As with all online companies, fraud and identity theft are a big concern. As regulations are created and enforced in a more uniform way, these issues may become less overwhelming, but they will most likely always be a concern for everyone involved. When personal information is entered, stored, and accessed so easily, there will always be a reason to proceed with caution.
With theft and fraud concerns comes a conversation about cyber security. When dealing with financial technology, security and insurance take on all new meanings. How is sensitive customer information protected? What happens if that information is leaked or stolen? How are customers reimbursed for damages? These are all questions that businesses have to answer, but the answers may not yet be clear because the technology is so new and evolving so quickly.
The Growing Industry
As the tech world continues to grow, fintech startups will continue to rise up and existing companies will invest more resources in expanding their technology. An article from Inc notes that many fintech startups are being bought up by larger companies, like Mint, a powerhouse in financial technology. These companies are capitalizing on the ideas of enthusiastic young tech entrepreneurs.

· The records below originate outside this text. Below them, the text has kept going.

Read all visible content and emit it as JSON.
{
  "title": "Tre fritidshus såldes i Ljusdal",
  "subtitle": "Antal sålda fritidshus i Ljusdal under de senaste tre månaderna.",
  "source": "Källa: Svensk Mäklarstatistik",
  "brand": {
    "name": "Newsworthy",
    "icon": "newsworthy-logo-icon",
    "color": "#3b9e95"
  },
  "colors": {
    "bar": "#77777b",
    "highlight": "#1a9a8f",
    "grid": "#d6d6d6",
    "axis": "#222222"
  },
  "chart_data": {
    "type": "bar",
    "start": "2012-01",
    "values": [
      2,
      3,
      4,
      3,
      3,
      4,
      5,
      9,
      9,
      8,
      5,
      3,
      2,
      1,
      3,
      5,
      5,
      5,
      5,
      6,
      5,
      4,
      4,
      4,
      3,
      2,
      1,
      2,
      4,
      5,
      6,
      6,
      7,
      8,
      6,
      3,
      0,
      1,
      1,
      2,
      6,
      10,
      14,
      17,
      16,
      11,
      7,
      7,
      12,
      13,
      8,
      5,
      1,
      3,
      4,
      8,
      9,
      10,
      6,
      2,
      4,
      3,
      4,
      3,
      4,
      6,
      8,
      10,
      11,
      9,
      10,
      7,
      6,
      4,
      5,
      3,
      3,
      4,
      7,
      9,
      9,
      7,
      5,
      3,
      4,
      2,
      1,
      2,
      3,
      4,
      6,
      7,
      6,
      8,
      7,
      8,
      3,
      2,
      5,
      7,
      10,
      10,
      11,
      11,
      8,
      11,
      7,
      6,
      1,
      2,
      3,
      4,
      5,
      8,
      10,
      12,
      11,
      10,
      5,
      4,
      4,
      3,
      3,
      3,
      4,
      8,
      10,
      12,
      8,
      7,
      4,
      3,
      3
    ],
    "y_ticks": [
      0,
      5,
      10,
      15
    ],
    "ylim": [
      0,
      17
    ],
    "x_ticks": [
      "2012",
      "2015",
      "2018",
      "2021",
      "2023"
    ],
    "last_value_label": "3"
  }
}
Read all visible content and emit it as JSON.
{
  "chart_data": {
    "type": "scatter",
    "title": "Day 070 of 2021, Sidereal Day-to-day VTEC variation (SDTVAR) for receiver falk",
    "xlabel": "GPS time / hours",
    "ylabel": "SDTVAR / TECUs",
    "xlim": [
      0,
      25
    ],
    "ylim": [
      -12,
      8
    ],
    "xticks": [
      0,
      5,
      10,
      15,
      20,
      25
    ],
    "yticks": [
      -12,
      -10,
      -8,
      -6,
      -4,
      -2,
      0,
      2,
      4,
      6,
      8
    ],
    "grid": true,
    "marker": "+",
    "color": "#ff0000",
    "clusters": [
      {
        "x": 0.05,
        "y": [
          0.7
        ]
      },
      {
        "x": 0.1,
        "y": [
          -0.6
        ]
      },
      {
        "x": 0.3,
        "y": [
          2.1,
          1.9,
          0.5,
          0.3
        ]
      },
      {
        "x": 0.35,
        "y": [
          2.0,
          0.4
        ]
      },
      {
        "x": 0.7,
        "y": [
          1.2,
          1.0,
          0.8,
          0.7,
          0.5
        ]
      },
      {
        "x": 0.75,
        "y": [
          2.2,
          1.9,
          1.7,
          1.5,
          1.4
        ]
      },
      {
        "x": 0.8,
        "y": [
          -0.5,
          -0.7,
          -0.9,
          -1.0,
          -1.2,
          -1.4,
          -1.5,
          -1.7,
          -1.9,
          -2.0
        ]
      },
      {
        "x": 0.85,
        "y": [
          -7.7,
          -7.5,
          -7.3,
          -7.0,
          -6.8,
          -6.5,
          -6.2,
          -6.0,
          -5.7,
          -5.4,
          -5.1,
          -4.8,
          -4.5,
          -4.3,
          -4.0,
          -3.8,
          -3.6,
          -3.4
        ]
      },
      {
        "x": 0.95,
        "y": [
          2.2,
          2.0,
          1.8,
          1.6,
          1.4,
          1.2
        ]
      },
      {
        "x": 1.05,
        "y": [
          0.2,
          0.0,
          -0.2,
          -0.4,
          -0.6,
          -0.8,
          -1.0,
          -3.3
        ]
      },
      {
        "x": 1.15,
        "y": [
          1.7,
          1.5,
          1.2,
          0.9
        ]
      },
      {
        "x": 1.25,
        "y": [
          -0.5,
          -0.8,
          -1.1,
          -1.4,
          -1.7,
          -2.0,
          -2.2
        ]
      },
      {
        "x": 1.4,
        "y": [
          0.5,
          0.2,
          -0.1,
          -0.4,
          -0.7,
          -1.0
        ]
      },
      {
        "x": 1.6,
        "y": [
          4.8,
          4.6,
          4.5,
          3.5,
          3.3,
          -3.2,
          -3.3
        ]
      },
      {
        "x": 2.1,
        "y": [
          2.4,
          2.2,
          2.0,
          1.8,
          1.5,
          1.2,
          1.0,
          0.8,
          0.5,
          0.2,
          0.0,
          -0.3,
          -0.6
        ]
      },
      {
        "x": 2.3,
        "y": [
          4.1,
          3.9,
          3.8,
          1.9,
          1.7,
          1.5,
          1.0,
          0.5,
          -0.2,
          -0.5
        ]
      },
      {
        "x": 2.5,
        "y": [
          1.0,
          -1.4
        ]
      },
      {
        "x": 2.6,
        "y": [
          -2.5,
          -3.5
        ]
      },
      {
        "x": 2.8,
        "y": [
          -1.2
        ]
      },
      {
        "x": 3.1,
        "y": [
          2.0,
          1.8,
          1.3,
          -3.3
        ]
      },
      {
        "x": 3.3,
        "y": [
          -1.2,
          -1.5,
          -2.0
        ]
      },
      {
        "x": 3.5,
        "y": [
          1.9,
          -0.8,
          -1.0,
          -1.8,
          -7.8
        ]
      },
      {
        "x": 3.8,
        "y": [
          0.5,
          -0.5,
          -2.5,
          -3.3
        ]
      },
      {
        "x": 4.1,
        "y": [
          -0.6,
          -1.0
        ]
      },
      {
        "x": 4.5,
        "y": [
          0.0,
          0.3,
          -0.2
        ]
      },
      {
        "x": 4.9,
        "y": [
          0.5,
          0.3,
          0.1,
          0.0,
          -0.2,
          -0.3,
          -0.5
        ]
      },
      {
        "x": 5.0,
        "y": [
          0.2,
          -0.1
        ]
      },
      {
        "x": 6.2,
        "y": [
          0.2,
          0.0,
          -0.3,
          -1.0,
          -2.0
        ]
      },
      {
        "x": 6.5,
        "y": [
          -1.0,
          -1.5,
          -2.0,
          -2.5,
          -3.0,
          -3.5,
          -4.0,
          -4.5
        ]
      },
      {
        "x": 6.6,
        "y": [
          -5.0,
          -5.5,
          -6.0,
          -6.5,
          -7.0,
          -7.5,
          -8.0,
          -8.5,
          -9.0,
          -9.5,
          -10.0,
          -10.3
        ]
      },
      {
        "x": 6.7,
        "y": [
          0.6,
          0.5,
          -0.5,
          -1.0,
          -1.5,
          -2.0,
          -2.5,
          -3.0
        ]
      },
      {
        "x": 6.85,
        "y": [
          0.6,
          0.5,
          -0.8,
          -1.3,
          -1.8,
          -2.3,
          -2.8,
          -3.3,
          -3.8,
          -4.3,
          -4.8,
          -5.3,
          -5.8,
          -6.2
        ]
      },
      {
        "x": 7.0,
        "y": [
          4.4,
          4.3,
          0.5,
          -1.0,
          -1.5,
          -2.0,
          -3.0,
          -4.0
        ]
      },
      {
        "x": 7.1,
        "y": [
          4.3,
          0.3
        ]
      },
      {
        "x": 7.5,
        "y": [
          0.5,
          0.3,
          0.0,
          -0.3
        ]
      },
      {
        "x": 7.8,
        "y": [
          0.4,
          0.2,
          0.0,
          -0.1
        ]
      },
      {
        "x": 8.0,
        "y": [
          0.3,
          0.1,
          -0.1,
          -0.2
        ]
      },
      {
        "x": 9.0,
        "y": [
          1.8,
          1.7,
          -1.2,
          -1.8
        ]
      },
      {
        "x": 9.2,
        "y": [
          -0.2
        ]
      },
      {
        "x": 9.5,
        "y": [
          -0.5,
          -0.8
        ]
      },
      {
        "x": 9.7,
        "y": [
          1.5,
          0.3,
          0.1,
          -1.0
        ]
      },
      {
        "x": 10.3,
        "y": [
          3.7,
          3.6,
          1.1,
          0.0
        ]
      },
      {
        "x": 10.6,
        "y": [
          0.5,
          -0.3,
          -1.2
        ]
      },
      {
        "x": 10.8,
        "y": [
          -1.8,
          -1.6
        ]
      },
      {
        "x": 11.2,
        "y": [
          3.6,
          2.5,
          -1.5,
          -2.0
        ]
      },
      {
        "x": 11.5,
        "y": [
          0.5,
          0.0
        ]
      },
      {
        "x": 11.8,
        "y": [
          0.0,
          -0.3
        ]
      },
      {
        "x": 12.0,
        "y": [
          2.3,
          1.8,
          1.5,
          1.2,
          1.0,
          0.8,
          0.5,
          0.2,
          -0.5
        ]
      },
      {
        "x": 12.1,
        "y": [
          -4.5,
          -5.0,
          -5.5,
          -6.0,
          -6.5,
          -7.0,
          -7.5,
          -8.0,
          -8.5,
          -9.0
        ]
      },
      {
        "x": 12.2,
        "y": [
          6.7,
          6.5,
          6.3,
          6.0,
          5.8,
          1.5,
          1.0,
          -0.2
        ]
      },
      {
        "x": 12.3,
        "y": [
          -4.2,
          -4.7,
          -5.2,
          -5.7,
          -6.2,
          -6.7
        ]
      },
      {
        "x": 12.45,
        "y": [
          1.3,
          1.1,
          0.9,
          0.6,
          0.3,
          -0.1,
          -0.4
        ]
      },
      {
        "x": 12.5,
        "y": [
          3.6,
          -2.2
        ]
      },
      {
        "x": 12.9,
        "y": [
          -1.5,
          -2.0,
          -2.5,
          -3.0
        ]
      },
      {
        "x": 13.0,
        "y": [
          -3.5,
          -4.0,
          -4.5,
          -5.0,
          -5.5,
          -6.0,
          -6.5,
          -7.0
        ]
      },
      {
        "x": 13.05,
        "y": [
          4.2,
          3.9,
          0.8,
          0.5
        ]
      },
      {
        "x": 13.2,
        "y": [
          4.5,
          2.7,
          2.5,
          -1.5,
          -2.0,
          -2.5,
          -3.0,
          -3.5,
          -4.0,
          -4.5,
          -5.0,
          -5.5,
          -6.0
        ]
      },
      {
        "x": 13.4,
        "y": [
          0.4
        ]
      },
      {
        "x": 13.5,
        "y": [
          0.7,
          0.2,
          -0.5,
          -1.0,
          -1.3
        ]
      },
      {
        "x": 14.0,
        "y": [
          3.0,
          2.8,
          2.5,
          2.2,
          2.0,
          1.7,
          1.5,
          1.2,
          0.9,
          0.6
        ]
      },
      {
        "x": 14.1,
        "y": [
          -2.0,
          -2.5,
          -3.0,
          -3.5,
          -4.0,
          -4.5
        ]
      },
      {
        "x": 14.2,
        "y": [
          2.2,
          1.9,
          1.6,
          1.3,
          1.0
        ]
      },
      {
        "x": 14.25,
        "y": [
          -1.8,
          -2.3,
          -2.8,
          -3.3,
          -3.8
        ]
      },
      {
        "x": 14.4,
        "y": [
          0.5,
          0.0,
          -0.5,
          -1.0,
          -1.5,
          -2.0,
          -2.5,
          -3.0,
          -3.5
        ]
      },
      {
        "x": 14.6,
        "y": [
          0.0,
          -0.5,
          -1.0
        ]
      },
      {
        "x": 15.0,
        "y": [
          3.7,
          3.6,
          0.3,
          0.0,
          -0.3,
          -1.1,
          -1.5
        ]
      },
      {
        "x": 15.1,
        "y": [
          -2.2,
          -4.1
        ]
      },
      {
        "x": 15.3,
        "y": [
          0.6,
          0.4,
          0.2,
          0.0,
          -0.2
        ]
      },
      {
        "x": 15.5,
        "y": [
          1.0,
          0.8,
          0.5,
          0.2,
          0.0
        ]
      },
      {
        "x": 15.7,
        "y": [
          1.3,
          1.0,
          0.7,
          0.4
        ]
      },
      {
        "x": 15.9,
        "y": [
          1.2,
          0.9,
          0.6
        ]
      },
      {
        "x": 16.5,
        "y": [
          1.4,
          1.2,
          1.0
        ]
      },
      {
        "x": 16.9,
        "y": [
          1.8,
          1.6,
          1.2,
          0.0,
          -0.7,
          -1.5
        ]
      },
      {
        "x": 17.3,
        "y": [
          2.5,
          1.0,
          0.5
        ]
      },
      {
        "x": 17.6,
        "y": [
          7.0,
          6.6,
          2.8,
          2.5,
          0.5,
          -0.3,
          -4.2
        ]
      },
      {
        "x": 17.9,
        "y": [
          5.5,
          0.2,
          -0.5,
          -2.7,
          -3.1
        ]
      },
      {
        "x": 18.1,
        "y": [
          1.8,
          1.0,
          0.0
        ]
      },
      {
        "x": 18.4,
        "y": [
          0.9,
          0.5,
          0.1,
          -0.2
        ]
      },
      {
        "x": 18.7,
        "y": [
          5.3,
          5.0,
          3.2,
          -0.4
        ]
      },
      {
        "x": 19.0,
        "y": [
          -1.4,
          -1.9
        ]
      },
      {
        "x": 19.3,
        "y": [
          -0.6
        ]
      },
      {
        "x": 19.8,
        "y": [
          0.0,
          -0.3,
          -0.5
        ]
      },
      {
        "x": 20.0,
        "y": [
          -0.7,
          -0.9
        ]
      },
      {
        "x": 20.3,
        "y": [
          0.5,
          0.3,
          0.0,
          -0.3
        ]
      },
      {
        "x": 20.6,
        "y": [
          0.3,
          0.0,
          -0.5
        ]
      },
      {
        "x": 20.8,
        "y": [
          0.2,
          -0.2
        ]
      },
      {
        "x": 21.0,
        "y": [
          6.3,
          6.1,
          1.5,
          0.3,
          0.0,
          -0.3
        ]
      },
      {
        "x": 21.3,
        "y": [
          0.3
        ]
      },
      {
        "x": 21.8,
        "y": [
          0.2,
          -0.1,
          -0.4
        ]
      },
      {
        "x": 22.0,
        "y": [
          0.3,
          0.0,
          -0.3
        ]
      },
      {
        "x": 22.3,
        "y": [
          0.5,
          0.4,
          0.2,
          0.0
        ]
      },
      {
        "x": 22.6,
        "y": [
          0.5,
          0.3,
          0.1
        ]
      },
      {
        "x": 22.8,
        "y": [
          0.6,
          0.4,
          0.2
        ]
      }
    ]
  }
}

The future of financial technology seems bright, but there is certainly some opposition. Not surprisingly, much of the criticism of fintech comes from those who are invested in traditional banking. These critics cite consumer privacy and lack of regulations as two of the main causes of concern.
As fintech continues to grow with no signs of slowing down, traditional financial institutions are finding ways of following suit.
An article from The Economist outlines the competition between fintech startups and established banks, in particular. Traditional financial institutions are at a point where they have to make a choice: to embrace the change and cooperate with fintech or fight back with competition.
Fintech came into existence at just the right time. It’s a time when a new generation of consumers has developed a desire to take control over their own finances and when technology is dominating day-to-day life. The question is whether fintech will continue to grow and overtake traditional finance or whether the two can coexist while embracing their strengths and respecting their differences.